BMW was one of the early electrification adopters with its 'i' brand, both i3 and i8 launching way back in 2013. It was so long ago, in fact, that the i8 has now gone out of production having probably not sold quite as well as expected. But if the city car and the mid-engined sports car were BMW testing the electrified water (if you'll excuse the confused analogy), then the i4 couldn't be any more conventional: it's the purely electric, four-door, 3 Series sized saloon. The appetite for EVs has changed, and so has the approach.
"All-electric mobility reaches the very heart of the BMW brand" is how the i4 is pitched, bringing together "locally emission-free driving pleasure, compromise-free premium quality and customer-oriented individualisation" to the Tesla Model 3 and Polestar 2 segment.
Which we mostly knew, of course, BMW revealing a near-production i4 earlier this year that looked a lot like this production car. The important details now, however, are the stats, with two models confirmed ahead of deliveries in the autumn. The i4 eDrive 40 uses an 83.9kWh battery, with a motor producing 340hp and 317lb ft. With rear-wheel drive, it can reach 62mph in 5.7 seconds, and uses between 16 and 20kWh per 100km, with an overall range of 367 miles.
It's the almost-M version that's of most interest, though. The i4 M50 is now confirmed with 544hp (albeit with the same battery capacity), all-wheel drive and 317 miles of range. BMW says it's the "first purely electric performance car from BMW M GmbH", with all the expectations that come with that billing. As such it's fitted with model specific suspension (both models are air suspended at the rear), brakes, steering and brakes, plus comes with a Sport Boost "for ultra-dynamic power delivery" and a 586lb ft maximum.
As for charging, the Combined Charging Unit of each i4 permits up to 200kW DC charging, which means anything up to 102 miles of range in 10 minutes. That should be a useful advantage over the Polestar 2, which only has 150kW charging capability. A BMW Charging deal offers reduced rates at Ionity stations.
Much is made of the i4's status as BMW's first electric saloon, one that combines "fabled sporting prowess and a range that also convinces over long journeys". To that end the i4's bespoke architecture is said to be weight-minimised yet stiff, meaning the car is "without the need for disproportionately large and heavy batteries". What a shame, then, that neither i4 weighs less than two tonnes; the eDrive 40 is 2,050kg and the M50 2,215kg, both without driver.

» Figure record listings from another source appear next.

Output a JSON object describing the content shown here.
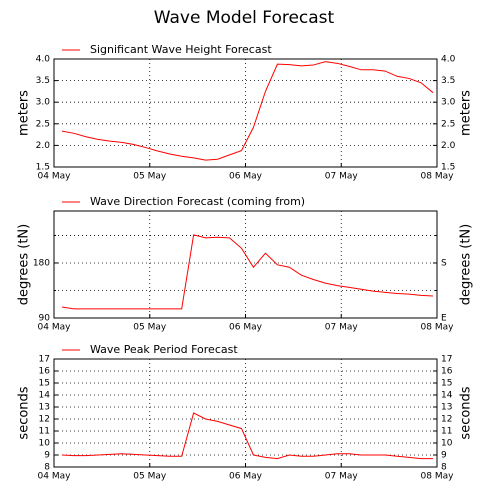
{
  "title": "Wave Model Forecast",
  "chart_data": [
    {
      "type": "line",
      "legend_loc": "upper left",
      "grid": true,
      "ylabel": "meters",
      "y2label": "meters",
      "xlim": [
        0,
        96
      ],
      "xticks": [
        {
          "value": 0,
          "label": "04 May"
        },
        {
          "value": 24,
          "label": "05 May"
        },
        {
          "value": 48,
          "label": "06 May"
        },
        {
          "value": 72,
          "label": "07 May"
        },
        {
          "value": 96,
          "label": "08 May"
        }
      ],
      "ylim": [
        1.5,
        4.0
      ],
      "yticks": [
        {
          "value": 1.5,
          "label": "1.5"
        },
        {
          "value": 2.0,
          "label": "2.0"
        },
        {
          "value": 2.5,
          "label": "2.5"
        },
        {
          "value": 3.0,
          "label": "3.0"
        },
        {
          "value": 3.5,
          "label": "3.5"
        },
        {
          "value": 4.0,
          "label": "4.0"
        }
      ],
      "y2lim": [
        1.5,
        4.0
      ],
      "y2ticks": [
        {
          "value": 1.5,
          "label": "1.5"
        },
        {
          "value": 2.0,
          "label": "2.0"
        },
        {
          "value": 2.5,
          "label": "2.5"
        },
        {
          "value": 3.0,
          "label": "3.0"
        },
        {
          "value": 3.5,
          "label": "3.5"
        },
        {
          "value": 4.0,
          "label": "4.0"
        }
      ],
      "x": [
        2,
        5,
        8,
        11,
        14,
        17,
        20,
        23,
        26,
        29,
        32,
        35,
        38,
        41,
        44,
        47,
        50,
        53,
        56,
        59,
        62,
        65,
        68,
        71,
        74,
        77,
        80,
        83,
        86,
        89,
        92,
        95
      ],
      "series": [
        {
          "name": "Significant Wave Height Forecast",
          "color": "#ff0000",
          "values": [
            2.33,
            2.28,
            2.2,
            2.14,
            2.1,
            2.07,
            2.02,
            1.95,
            1.87,
            1.8,
            1.75,
            1.71,
            1.66,
            1.68,
            1.78,
            1.88,
            2.42,
            3.25,
            3.88,
            3.87,
            3.84,
            3.86,
            3.94,
            3.9,
            3.83,
            3.75,
            3.75,
            3.72,
            3.6,
            3.55,
            3.45,
            3.22
          ]
        }
      ]
    },
    {
      "type": "line",
      "legend_loc": "upper left",
      "grid": true,
      "ylabel": "degrees (tN)",
      "y2label": "degrees (tN)",
      "xlim": [
        0,
        96
      ],
      "xticks": [
        {
          "value": 0,
          "label": "04 May"
        },
        {
          "value": 24,
          "label": "05 May"
        },
        {
          "value": 48,
          "label": "06 May"
        },
        {
          "value": 72,
          "label": "07 May"
        },
        {
          "value": 96,
          "label": "08 May"
        }
      ],
      "ylim": [
        90,
        265
      ],
      "yticks": [
        90,
        180
      ],
      "minor_yticks": [
        135,
        225
      ],
      "y2lim": [
        90,
        265
      ],
      "y2ticks": [
        {
          "value": 90,
          "label": "E"
        },
        {
          "value": 180,
          "label": "S"
        }
      ],
      "x": [
        2,
        5,
        8,
        11,
        14,
        17,
        20,
        23,
        26,
        29,
        32,
        35,
        38,
        41,
        44,
        47,
        50,
        53,
        56,
        59,
        62,
        65,
        68,
        71,
        74,
        77,
        80,
        83,
        86,
        89,
        92,
        95
      ],
      "series": [
        {
          "name": "Wave Direction Forecast (coming from)",
          "color": "#ff0000",
          "values": [
            108,
            105,
            105,
            105,
            105,
            105,
            105,
            105,
            105,
            105,
            105,
            226,
            221,
            222,
            221,
            204,
            173,
            196,
            177,
            173,
            160,
            153,
            147,
            143,
            140,
            137,
            134,
            132,
            130,
            129,
            127,
            126
          ]
        }
      ]
    },
    {
      "type": "line",
      "legend_loc": "upper left",
      "grid": true,
      "ylabel": "seconds",
      "y2label": "seconds",
      "xlim": [
        0,
        96
      ],
      "xticks": [
        {
          "value": 0,
          "label": "04 May"
        },
        {
          "value": 24,
          "label": "05 May"
        },
        {
          "value": 48,
          "label": "06 May"
        },
        {
          "value": 72,
          "label": "07 May"
        },
        {
          "value": 96,
          "label": "08 May"
        }
      ],
      "ylim": [
        8,
        17
      ],
      "yticks": [
        8,
        9,
        10,
        11,
        12,
        13,
        14,
        15,
        16,
        17
      ],
      "y2lim": [
        8,
        17
      ],
      "y2ticks": [
        8,
        9,
        10,
        11,
        12,
        13,
        14,
        15,
        16,
        17
      ],
      "x": [
        2,
        5,
        8,
        11,
        14,
        17,
        20,
        23,
        26,
        29,
        32,
        35,
        38,
        41,
        44,
        47,
        50,
        53,
        56,
        59,
        62,
        65,
        68,
        71,
        74,
        77,
        80,
        83,
        86,
        89,
        92,
        95
      ],
      "series": [
        {
          "name": "Wave Peak Period Forecast",
          "color": "#ff0000",
          "values": [
            9.0,
            8.95,
            8.95,
            9.0,
            9.05,
            9.1,
            9.05,
            9.0,
            8.95,
            8.9,
            8.9,
            12.5,
            12.0,
            11.8,
            11.5,
            11.2,
            9.0,
            8.8,
            8.7,
            9.0,
            8.9,
            8.9,
            9.0,
            9.1,
            9.1,
            9.0,
            9.0,
            9.0,
            8.9,
            8.8,
            8.7,
            8.7
          ]
        }
      ]
    }
  ]
}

Still, heavy cars can still drive really nicely, as the Porsche Taycan has proved. And there's plenty to be encourage by with the i4: the centre of gravity is 53mm lower than in a 3 Series, the tracks are wide, the wheelbase long and the near actuator wheel slip limitation promises a lot given how it has impressed in the Mini Electric.

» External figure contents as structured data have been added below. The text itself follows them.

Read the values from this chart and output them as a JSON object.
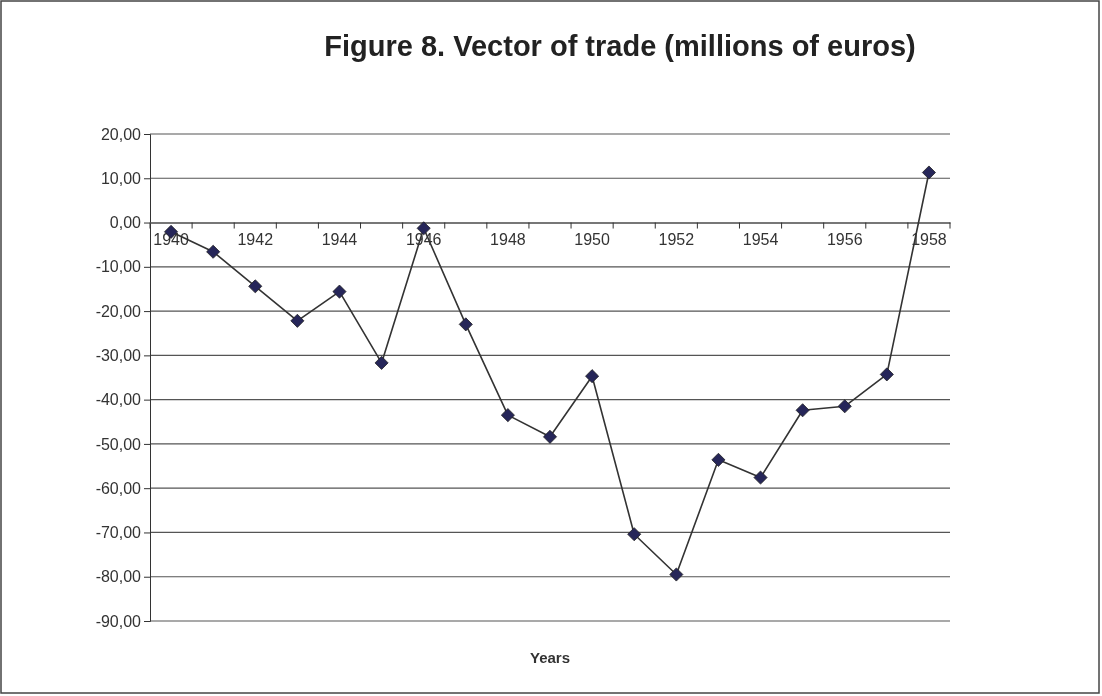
{
  "chart_data": {
    "type": "line",
    "title": "Figure 8. Vector of trade (millions of euros)",
    "xlabel": "Years",
    "categories": [
      "1940",
      null,
      "1942",
      null,
      "1944",
      null,
      "1946",
      null,
      "1948",
      null,
      "1950",
      null,
      "1952",
      null,
      "1954",
      null,
      "1956",
      null,
      "1958"
    ],
    "series": [
      {
        "color": "#262659",
        "values": [
          -2.1,
          -6.6,
          -14.4,
          -22.2,
          -15.6,
          -31.7,
          -1.3,
          -23.0,
          -43.5,
          -48.4,
          -34.7,
          -70.4,
          -79.5,
          -53.6,
          -57.6,
          -42.4,
          -41.5,
          -34.3,
          11.3
        ]
      }
    ],
    "ylim": [
      -90,
      20
    ],
    "yticks": [
      {
        "value": 20,
        "label": "20,00"
      },
      {
        "value": 10,
        "label": "10,00"
      },
      {
        "value": 0,
        "label": "0,00"
      },
      {
        "value": -10,
        "label": "-10,00"
      },
      {
        "value": -20,
        "label": "-20,00"
      },
      {
        "value": -30,
        "label": "-30,00"
      },
      {
        "value": -40,
        "label": "-40,00"
      },
      {
        "value": -50,
        "label": "-50,00"
      },
      {
        "value": -60,
        "label": "-60,00"
      },
      {
        "value": -70,
        "label": "-70,00"
      },
      {
        "value": -80,
        "label": "-80,00"
      },
      {
        "value": -90,
        "label": "-90,00"
      }
    ],
    "grid": "y",
    "marker": "diamond",
    "line_style": "solid"
  }
}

There's plenty more than just the drive to make the i4 feel familiar to existing BMW customers. Though a new generation using BMW Operating System 8 (and with a huge 14.9-inch screen), iDrive is standard fit in an i4, the dashboard is angled to the driver and the basic layout will be familiar to drivers of everything from a 1 Series to an 8 Series. Even the options are recognisable, with M Carbon and Performance parts, a tow bar, BMW Individual leather upgrades and an M Sport package Pro on the menu. The tradition for cheekily charging for certain options is continuing into BMW's electric era, too, with the Iconic Sounds Electric worked on by Hans Zimmer part of the extras list. At least now over the air updates will keep the car box fresh technology wise without a visit to the dealer.
BMW says there is a "clear focus on sustainability" in the creation of the i4, with an aim to reduce CO2 throughout the lifecycle. The battery cells have apparently been built with "100 per cent green energy" and the motor design means rare earth metals can be avoided in their construction. That's in addition to "extensive" use of raw, natural and recycled materials in the build, presumably with lessons learned from the i3 and i8.
Though all figures currently released are preliminary (and there isn't a price), the i4 isn't going to alter radically between now and production. Nothing is more premium mainstream than a four-door coupe-cum-saloon, from 2 Series Gran Coupe to 8 Series Gran Coupe, and now that car is entering the electric era. If the i4 is a success - and there's plenty to suggest that it will be - then expect plenty more to follow its lead. Given what happened with the i3 and i8, a conventional EV with vast sales potential is just what the doctor ordered.